Time to be weighed! They only weigh Aiden when I am there because I'm one of the few people that
know how to put on his c-collar properly. But the benefit to that is they will always bring him
off the scale and right into my arms for some cuddle time!





















We haven't necessarily made any leaps and bounds medically, and honestly I wouldn't expect that. But he is in a very stable place ever since we switched his ventilator to conventional air. His needed pressures are relatively low. His CO2 levels have been in a very good range and oxygen needs in the low 30's. This tells us his lungs are working well with pushing the oxygen in and CO2 out, and that his pulmonary hypertension is starting to heal. They have been continually weaning him off of his sedation, and he hasn't even seemed to notice. He is able to tolerate being handled much better, and can be soothed when he gets upset. And it even seems like we got his food intake under control. He's growing at a good pace, starting to make his own curve on the growth charts, and he's not getting overloaded with extra fluid. (In fact after some pushing on our end, they started using the growth chart for achondroplasia (most common type of dwarfism) for him. He's in the 1st percentile on that chart, but it has given them a base line for a curve to start to form for him.) And he's learned that his c-collar is a good thing as well, and only gives us some raised eyebrows as we put it on him.

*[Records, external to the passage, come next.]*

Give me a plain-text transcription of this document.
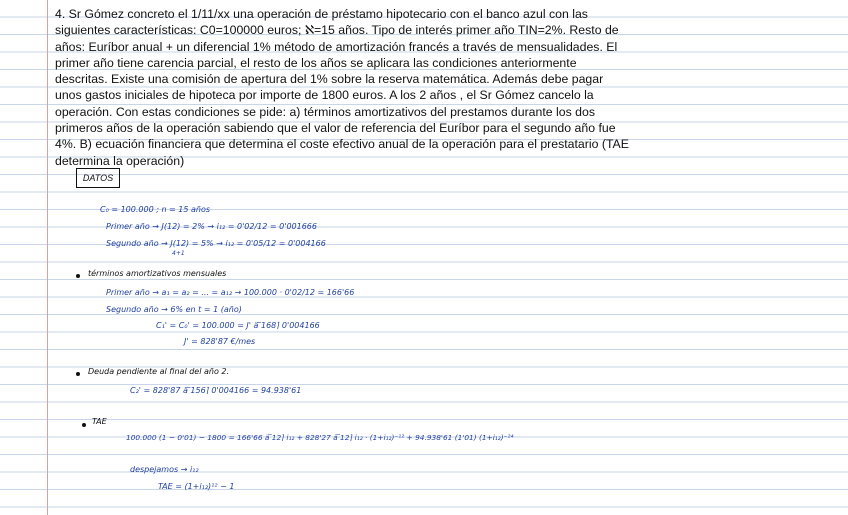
4. Sr Gómez concreto el 1/11/xx una operación de préstamo hipotecario con el banco azul con las

siguientes características: C0=100000 euros; ℵ=15 años. Tipo de interés primer año TIN=2%. Resto de

años: Euríbor anual + un diferencial 1% método de amortización francés a través de mensualidades. El

primer año tiene carencia parcial, el resto de los años se aplicara las condiciones anteriormente

descritas. Existe una comisión de apertura del 1% sobre la reserva matemática. Además debe pagar

unos gastos iniciales de hipoteca por importe de 1800 euros. A los 2 años , el Sr Gómez cancelo la

operación. Con estas condiciones se pide: a) términos amortizativos del prestamos durante los dos

primeros años de la operación sabiendo que el valor de referencia del Euríbor para el segundo año fue

4%. B) ecuación financiera que determina el coste efectivo anual de la operación para el prestatario (TAE

determina la operación)

DATOS
C₀ = 100.000 ; n = 15 años
Primer año → J(12) = 2% → i₁₂ = 0'02/12 = 0'001666
Segundo año → J(12) = 5% → i₁₂ = 0'05/12 = 0'004166
4+1
términos amortizativos mensuales
Primer año → a₁ = a₂ = ... = a₁₂ → 100.000 · 0'02/12 = 166'66
Segundo año → 6% en t = 1 (año)
C₁' = C₀' = 100.000 = J' ä ̅168⌉ 0'004166
J' = 828'87 €/mes
Deuda pendiente al final del año 2.
C₂' = 828'87 ä ̅156⌉ 0'004166 = 94.938'61
TAE
100.000 (1 − 0'01) − 1800 = 166'66 ä ̅12⌉ i₁₂ + 828'27 ä ̅12⌉ i₁₂ · (1+i₁₂)⁻¹² + 94.938'61 (1'01) (1+i₁₂)⁻²⁴
despejamos → i₁₂
TAE = (1+i₁₂)¹² − 1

That's a lot of big steps for him to make in one month. I feel like I finally have a happy, normal, functioning baby - as much as he can be.

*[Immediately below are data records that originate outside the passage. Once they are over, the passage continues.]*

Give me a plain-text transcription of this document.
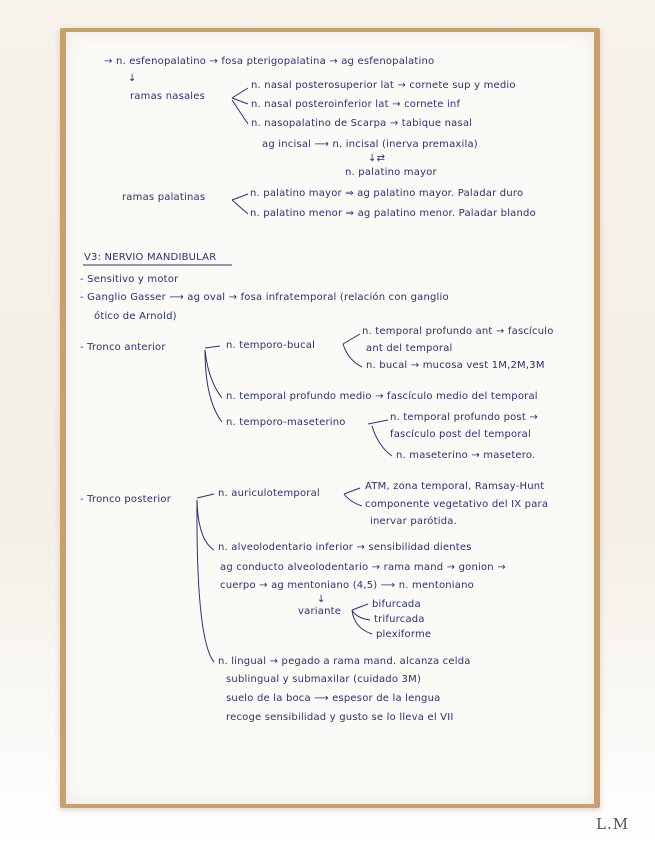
→ n. esfenopalatino → fosa pterigopalatina → ag esfenopalatino
↓
ramas nasales
n. nasal posterosuperior lat → cornete sup y medio
n. nasal posteroinferior lat → cornete inf
n. nasopalatino de Scarpa → tabique nasal
ag incisal ⟶ n. incisal (inerva premaxila)
↓⇄
n. palatino mayor
ramas palatinas	n. palatino mayor ⇒ ag palatino mayor. Paladar duro
n. palatino menor ⇒ ag palatino menor. Paladar blando
V3: NERVIO MANDIBULAR
- Sensitivo y motor
- Ganglio Gasser ⟶ ag oval → fosa infratemporal (relación con ganglio
ótico de Arnold)
- Tronco anterior	n. temporo-bucal
n. temporal profundo ant → fascículo
ant del temporal
n. bucal → mucosa vest 1M,2M,3M
n. temporal profundo medio → fascículo medio del temporal
n. temporo-maseterino	n. temporal profundo post →
fascículo post del temporal
n. maseterino → masetero.
- Tronco posterior
n. auriculotemporal
ATM, zona temporal, Ramsay-Hunt
componente vegetativo del IX para
inervar parótida.
n. alveolodentario inferior → sensibilidad dientes
ag conducto alveolodentario → rama mand → gonion →
cuerpo → ag mentoniano (4,5) ⟶ n. mentoniano
↓
variante
bifurcada
trifurcada
plexiforme
n. lingual → pegado a rama mand. alcanza celda
sublingual y submaxilar (cuidado 3M)
suelo de la boca ⟶ espesor de la lengua
recoge sensibilidad y gusto se lo lleva el VII
L.M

The next steps for him will be a tracheostomy. And, of course, there has been a debate in the NICU as to when we should do that. Some people think we should wait a few weeks and see if he needs to be trached after all. Other people argue that we all know traching will need to happen, so what are we really waiting around for? His medical team has decided to give him a few more weeks and then reassess. Those wanting to trach has pointed out that he will need higher amounts of support as he recovers from surgery, so they want him to grow a little more so that he has the room to go up as recovery happens.

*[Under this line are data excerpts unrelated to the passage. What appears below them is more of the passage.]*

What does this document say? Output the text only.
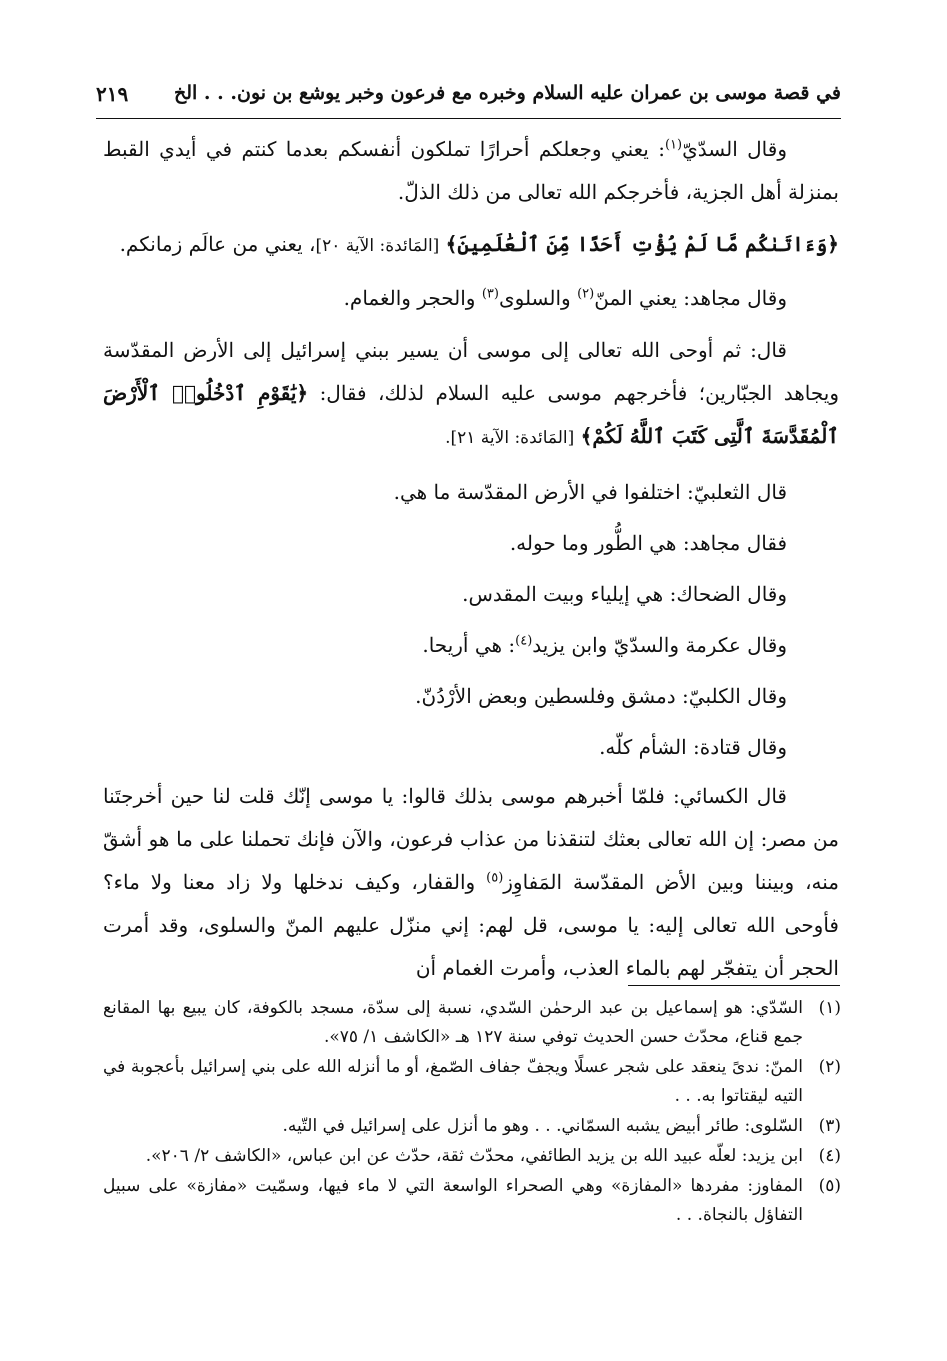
في قصة موسى بن عمران عليه السلام وخبره مع فرعون وخبر يوشع بن نون. . . الخ
٢١٩

وقال السدّيّ$^{(١)}$: يعني وجعلكم أحرارًا تملكون أنفسكم بعدما كنتم في أيدي القبط بمنزلة أهل الجزية، فأخرجكم الله تعالى من ذلك الذلّ.

﴿وَءَاتَىٰكُم مَّا لَمْ يُؤْتِ أَحَدًا مِّنَ ٱلْعَٰلَمِينَ﴾ [المَائدة: الآية ٢٠]، يعني من عالَم زمانكم.

وقال مجاهد: يعني المنّ$^{(٢)}$ والسلوى$^{(٣)}$ والحجر والغمام.

قال: ثم أوحى الله تعالى إلى موسى أن يسير ببني إسرائيل إلى الأرض المقدّسة ويجاهد الجبّارين؛ فأخرجهم موسى عليه السلام لذلك، فقال: ﴿يَٰقَوْمِ ٱدْخُلُوا۟ ٱلْأَرْضَ ٱلْمُقَدَّسَةَ ٱلَّتِى كَتَبَ ٱللَّهُ لَكُمْ﴾ [المَائدة: الآية ٢١].

قال الثعلبيّ: اختلفوا في الأرض المقدّسة ما هي.

فقال مجاهد: هي الطُّور وما حوله.

وقال الضحاك: هي إيلياء وبيت المقدس.

وقال عكرمة والسدّيّ وابن يزيد$^{(٤)}$: هي أريحا.

وقال الكلبيّ: دمشق وفلسطين وبعض الأرْدُنّ.

وقال قتادة: الشأم كلّه.

قال الكسائي: فلمّا أخبرهم موسى بذلك قالوا: يا موسى إنّك قلت لنا حين أخرجتَنا من مصر: إن الله تعالى بعثك لتنقذنا من عذاب فرعون، والآن فإنك تحملنا على ما هو أشقّ منه، وبيننا وبين الأض المقدّسة المَفاوِز$^{(٥)}$ والقفار، وكيف ندخلها ولا زاد معنا ولا ماء؟ فأوحى الله تعالى إليه: يا موسى، قل لهم: إني منزّل عليهم المنّ والسلوى، وقد أمرت الحجر أن يتفجّر لهم بالماء العذب، وأمرت الغمام أن

(١)
السّدّي: هو إسماعيل بن عبد الرحمٰن السّدي، نسبة إلى سدّة، مسجد بالكوفة، كان يبيع بها المقانع جمع قناع، محدّث حسن الحديث توفي سنة ١٢٧ هـ «الكاشف ١/ ٧٥».
(٢)
المنّ: ندىً ينعقد على شجر عسلًا ويجفّ جفاف الصّمغ، أو ما أنزله الله على بني إسرائيل بأعجوبة في التيه ليقتاتوا به. . .
(٣)
السّلوى: طائر أبيض يشبه السمّاني. . . وهو ما أنزل على إسرائيل في التّيه.
(٤)
ابن يزيد: لعلّه عبيد الله بن يزيد الطائفي، محدّث ثقة، حدّث عن ابن عباس، «الكاشف ٢/ ٢٠٦».
(٥)
المفاوز: مفردها «المفازة» وهي الصحراء الواسعة التي لا ماء فيها، وسمّيت «مفازة» على سبيل التفاؤل بالنجاة. . .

After those few weeks, I am going to do my best to push for a trach to happen. It's been interesting, as I've told people about his pending tracheostomy, I've received a resounding "Awe, that's too bad...". I know everyone means well, a trach isn't necessarily the best news, but I actually think of it as some of the best news I've received! A month ago we were talking about letting him go, now we are talking about a procedure that is going to get him home. And until he gets home, he can be a normal baby. He can be picked up, moved around, put into bouncers, and put on the floor with toys. He can finally be held by his sisters and other family members. He can thrive and flourish! I feel so anxious for his trach to be placed. I want to walk in there and say, "Just do it already!".

So at this point we need to keep praying that he will continue to grow, thrive, and get those lungs stronger. He needs to get to lower pressures and support on the ventilator so that he can be trached and get home. I envision we will be at the hospital for six more months. But at least there seems to be a positive end in sight!

Rocked to sleep in mommy's arms - the best place to be!